メモ:全セルパッチクランプ記録に使用されるガラスピペットは、エレクトロポレーションに最適です。 - ガラスピペットを200°Cで一晩焼いて殺菌します。
- 解剖顕微鏡の下でピペットチップのサイズを確認し、電気抵抗を近似します。
- オプション:ピペットをエレクトロポレーション電極に取り付けてピペットの抵抗を確認し、マイクロマニピュレータを使用してピペットチップをフィルター滅菌人工脳脊髄液(aCSF)に操縦します(mM単位):119 NaCl、 2.5 KCl, 0.5 CaCl2,5 MgCl2,26 NaHCO3,1 NaH2PO4 および 11 脱イオン水中の 11 グルコース, 5% CO2/95% O2 をガス化し、 7.4.エレクトロポレーターの読み出しを使用して実際の抵抗を確認します。
メモ:ピペットチップが鋭くないほど、電気抵抗が大きくなります。ピペットの抵抗は10 MΩ以下でなければなりません。ピペット抵抗の高いガラスピペット(図1B)は、エレクトロポレーションを繰り返す際に先端に詰まることがよくあります。

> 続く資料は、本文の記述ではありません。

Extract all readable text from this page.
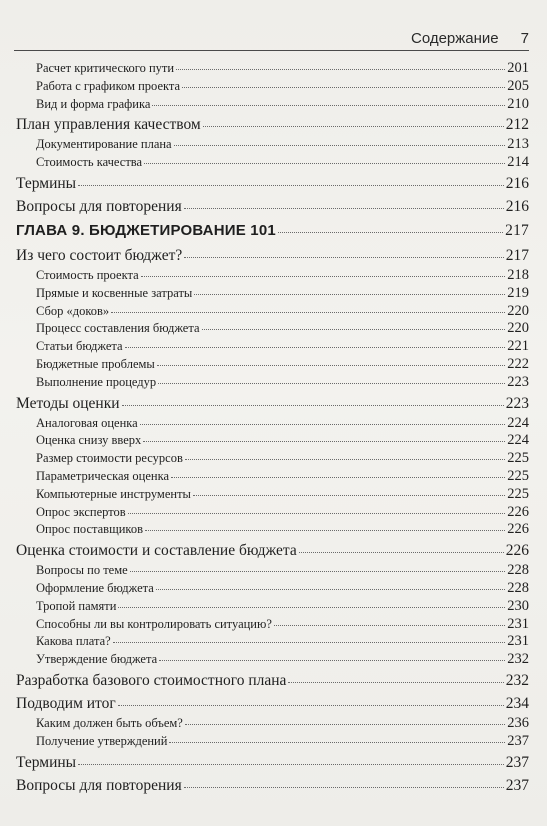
Содержание 7
Расчет критического пути	201
Работа с графиком проекта	205
Вид и форма графика	210
План управления качеством	212
Документирование плана	213
Стоимость качества	214
Термины	216
Вопросы для повторения	216
ГЛАВА 9. БЮДЖЕТИРОВАНИЕ 101	217
Из чего состоит бюджет?	217
Стоимость проекта	218
Прямые и косвенные затраты	219
Сбор «доков»	220
Процесс составления бюджета	220
Статьи бюджета	221
Бюджетные проблемы	222
Выполнение процедур	223
Методы оценки	223
Аналоговая оценка	224
Оценка снизу вверх	224
Размер стоимости ресурсов	225
Параметрическая оценка	225
Компьютерные инструменты	225
Опрос экспертов	226
Опрос поставщиков	226
Оценка стоимости и составление бюджета	226
Вопросы по теме	228
Оформление бюджета	228
Тропой памяти	230
Способны ли вы контролировать ситуацию?	231
Какова плата?	231
Утверждение бюджета	232
Разработка базового стоимостного плана	232
Подводим итог	234
Каким должен быть объем?	236
Получение утверждений	237
Термины	237
Вопросы для повторения	237
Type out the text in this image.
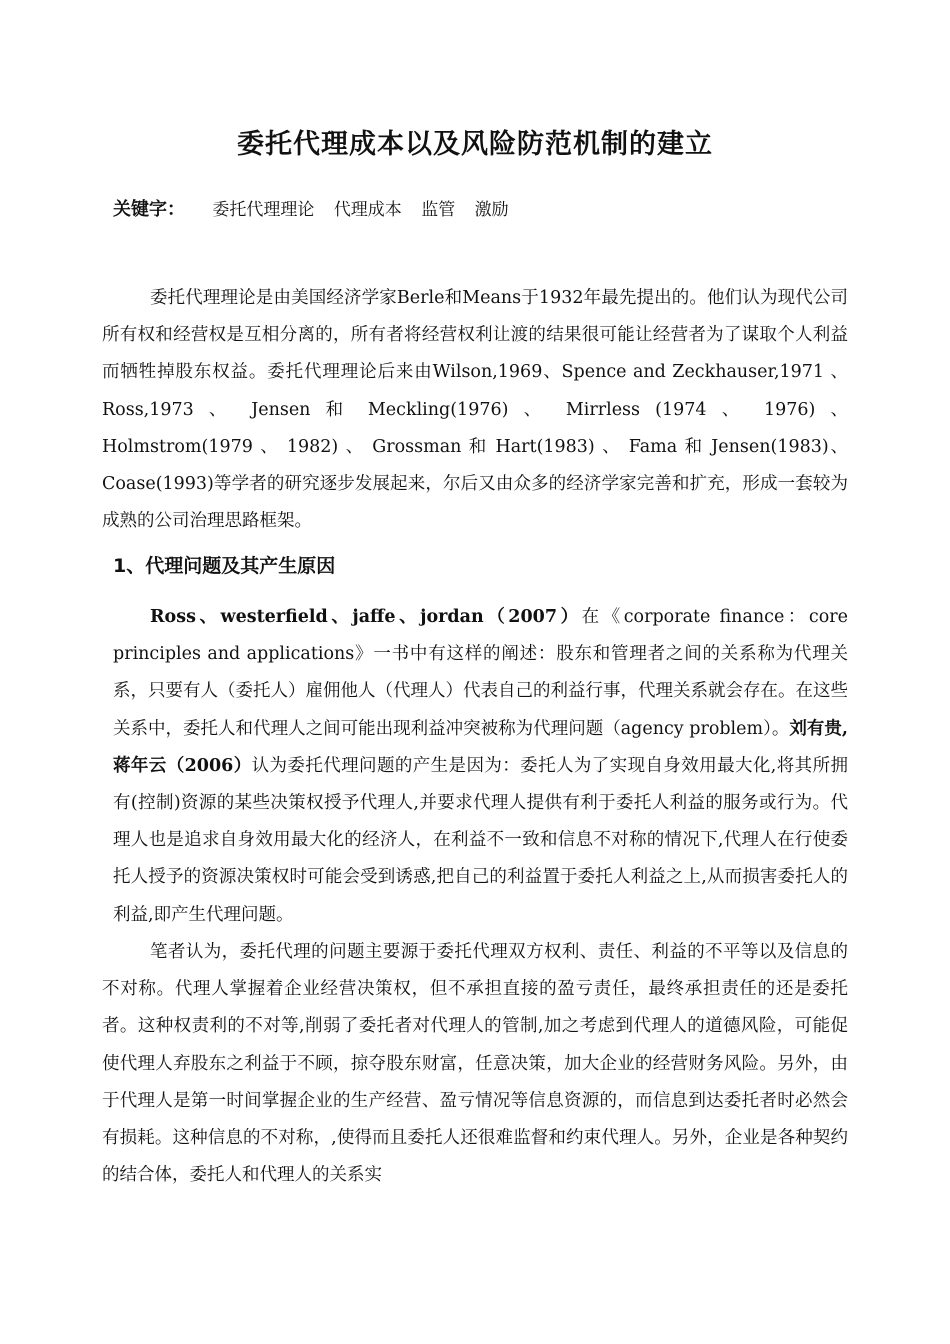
委托代理成本以及风险防范机制的建立
关键字： 委托代理理论 代理成本 监管 激励

委托代理理论是由美国经济学家Berle和Means于1932年最先提出的。他们认为现代公司所有权和经营权是互相分离的，所有者将经营权利让渡的结果很可能让经营者为了谋取个人利益而牺牲掉股东权益。委托代理理论后来由Wilson,1969、Spence and Zeckhauser,1971 、 Ross,1973 、 Jensen 和 Meckling(1976) 、 Mirrless (1974 、 1976) 、 Holmstrom(1979 、 1982) 、 Grossman 和 Hart(1983) 、 Fama 和 Jensen(1983)、Coase(1993)等学者的研究逐步发展起来，尔后又由众多的经济学家完善和扩充，形成一套较为成熟的公司治理思路框架。

1、代理问题及其产生原因

Ross、westerfield、jaffe、jordan（2007）在《corporate finance：core principles and applications》一书中有这样的阐述：股东和管理者之间的关系称为代理关系，只要有人（委托人）雇佣他人（代理人）代表自己的利益行事，代理关系就会存在。在这些关系中，委托人和代理人之间可能出现利益冲突被称为代理问题（agency problem）。刘有贵,蒋年云（2006）认为委托代理问题的产生是因为：委托人为了实现自身效用最大化,将其所拥有(控制)资源的某些决策权授予代理人,并要求代理人提供有利于委托人利益的服务或行为。代理人也是追求自身效用最大化的经济人，在利益不一致和信息不对称的情况下,代理人在行使委托人授予的资源决策权时可能会受到诱惑,把自己的利益置于委托人利益之上,从而损害委托人的利益,即产生代理问题。

笔者认为，委托代理的问题主要源于委托代理双方权利、责任、利益的不平等以及信息的不对称。代理人掌握着企业经营决策权，但不承担直接的盈亏责任，最终承担责任的还是委托者。这种权责利的不对等,削弱了委托者对代理人的管制,加之考虑到代理人的道德风险，可能促使代理人弃股东之利益于不顾，掠夺股东财富，任意决策，加大企业的经营财务风险。另外，由于代理人是第一时间掌握企业的生产经营、盈亏情况等信息资源的，而信息到达委托者时必然会有损耗。这种信息的不对称，,使得而且委托人还很难监督和约束代理人。另外，企业是各种契约的结合体，委托人和代理人的关系实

- オプション:ピペットをエレクトロポレーション電極に取り付けてピペットの抵抗を確認し、マイクロマニピュレータを使用してピペットチップをフィルター滅菌人工脳脊髄液(aCSF)に操縦します(mM単位):119 NaCl、 2.5 KCl, 0.5 CaCl2,5 MgCl2,26 NaHCO3,1 NaH2PO4 および 11 脱イオン水中の 11 グルコース, 5% CO2/95% O2 をガス化し、 7.4.エレクトロポレーターの読み出しを使用して実際の抵抗を確認します。
4. エレクトロポレーションリグのセットアップ
- エレクトロポレーターを標準的な全細胞電気生理学リグに取り付け、マイクロマニピュレーターと蠕動ポンプを備えたシフトテーブルに取り付けられた直立した顕微鏡を装備します。

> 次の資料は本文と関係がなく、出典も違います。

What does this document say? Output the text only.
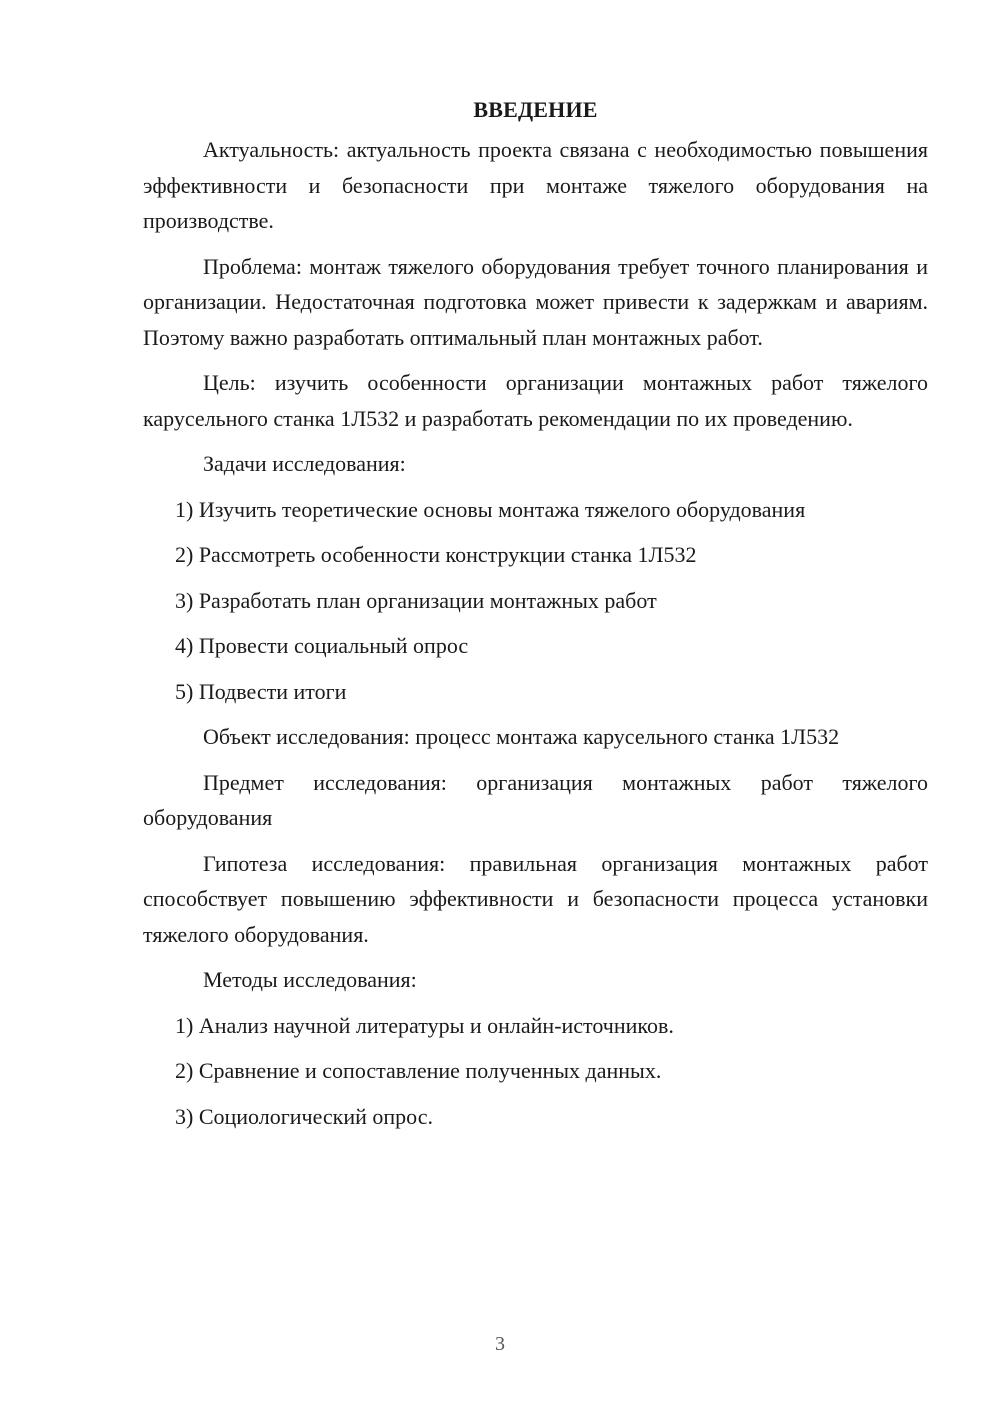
ВВЕДЕНИЕ

Актуальность: актуальность проекта связана с необходимостью повышения эффективности и безопасности при монтаже тяжелого оборудования на производстве.

Проблема: монтаж тяжелого оборудования требует точного планирования и организации. Недостаточная подготовка может привести к задержкам и авариям. Поэтому важно разработать оптимальный план монтажных работ.

Цель: изучить особенности организации монтажных работ тяжелого карусельного станка 1Л532 и разработать рекомендации по их проведению.

Задачи исследования:

1) Изучить теоретические основы монтажа тяжелого оборудования
2) Рассмотреть особенности конструкции станка 1Л532
3) Разработать план организации монтажных работ
4) Провести социальный опрос
5) Подвести итоги

Объект исследования: процесс монтажа карусельного станка 1Л532

Предмет исследования: организация монтажных работ тяжелого оборудования

Гипотеза исследования: правильная организация монтажных работ способствует повышению эффективности и безопасности процесса установки тяжелого оборудования.

Методы исследования:

1) Анализ научной литературы и онлайн-источников.
2) Сравнение и сопоставление полученных данных.
3) Социологический опрос.
3
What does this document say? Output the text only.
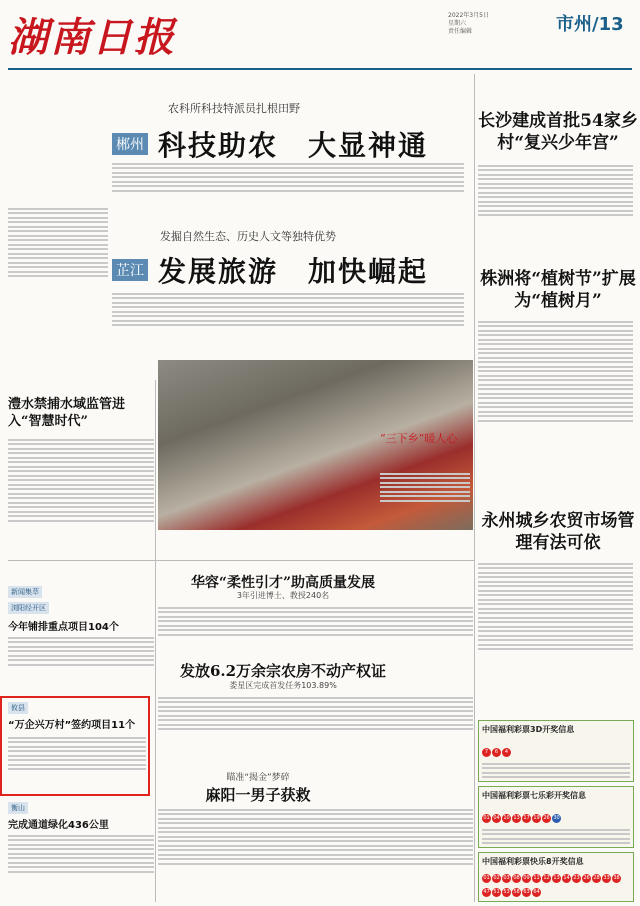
湖南日报	2022年3月5日
星期六
责任编辑	市州/13
农科所科技特派员扎根田野
郴州 科技助农　大显神通
发掘自然生态、历史人文等独特优势
芷江 发展旅游　加快崛起
长沙建成首批54家乡村“复兴少年宫”
株洲将“植树节”扩展为“植树月”
澧水禁捕水域监管进入“智慧时代”
“三下乡”暖人心
永州城乡农贸市场管理有法可依
华容“柔性引才”助高质量发展
3年引进博士、教授240名
新闻集萃
浏阳经开区
今年铺排重点项目104个
攸县
“万企兴万村”签约项目11个
衡山
完成通道绿化436公里
发放6.2万余宗农房不动产权证
娄星区完成首发任务103.89%
瞄准“揭金”梦碎
麻阳一男子获救
中国福利彩票3D开奖信息
7 6 4
中国福利彩票七乐彩开奖信息
01 04 10 13 17 19 26 30
中国福利彩票快乐8开奖信息
01 02 03 08 09 11 12 13 14 23 26 28 33 3847 51 53 58 63 64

- エレクトロポレーターのヘッドステージをマイクロマニピュレーターに取り付け、一対のスピーカーをエレクトロポレーターに接続します。エレクトロポレーターをフットペダルに接続し、準備ができたらパルスを送ることができます。
メモ:スピーカーは電源を入れるとトーンを発しますが、これは電極の電気抵抗の指標です。これにより、手順から注意を引くことなく、抵抗の相対的な変化を決定することが可能になります。
5. エレクトロポレーションの準備
- 6ウェルプレートから3cmのペトリ皿にスライス培養インサートを移し、900 μLの培養培地を積み込み、エレクトロポレーションを行う準備ができるまでテーブルトップCO2 インキュベーターに保管します。
- 3.5cmのペトリ皿中にスライス培養培地(1mL)を入れたフレッシュカルチャーインサートをエレクトロポレーション後の培養スライスに30分以上入れます。
- 電気ポレーションのためにリグをきれいにして準備します。
- 1日の実験を開始する前にチューブとチャンバーを殺菌するために5分間10%の漂白剤でラインを浸透させます。
- 少なくとも30分間、脱イオン化されたオートクレーブ水でラインを浸透させ、完全にすすい水を洗い流します。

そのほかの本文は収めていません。